We asked ourselves, how do we resist a racist, imperial, and extractive modernity when our lexicon is both indebted to and constrained by that same modernity? We created A Universe of Terms to answer this question. We show in the book how the academic study of religion offers us a way to imagine collective life differently. Working within scholarly conventions to show the unexplored possibilities for their flexibility was a joyful experience amid the sorrow of 2020. We found within scholarship a way to revise and replenish our language and our thought, which gave us hope.

Can you say more about how a work of illustrated scholarship might impact, and even improve, social issues such as inclusivity?

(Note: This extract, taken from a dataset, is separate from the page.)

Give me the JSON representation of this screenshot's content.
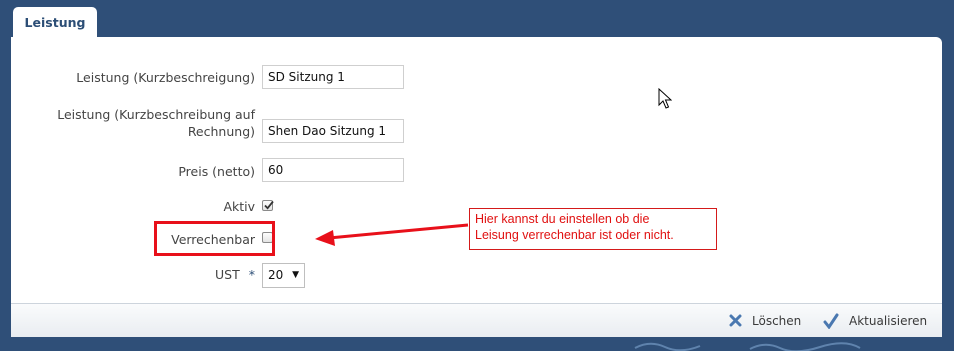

A Universe of Terms understands scholarly communication as an iterative practice that can and should take many forms beyond the monograph, the edited volume, and the journal article—a practice that is also enriched by collaboration with thinkers not formally situated in the academy. Consider the kinds of collaboration on display in this project: authorship of a university press book is shared by a professor and an illustrator who is not credentialed as a scholar; citation in the book merges text and image rather than appearing as footnotes; and the reader is seen as a critical partner in the circulation and interpretation of knowledge. We see innovation of this kind as crucial to advancing inclusivity. We hope that A Universe of Terms will shape what and how scholars write, and the forms that knowledge production takes in the future.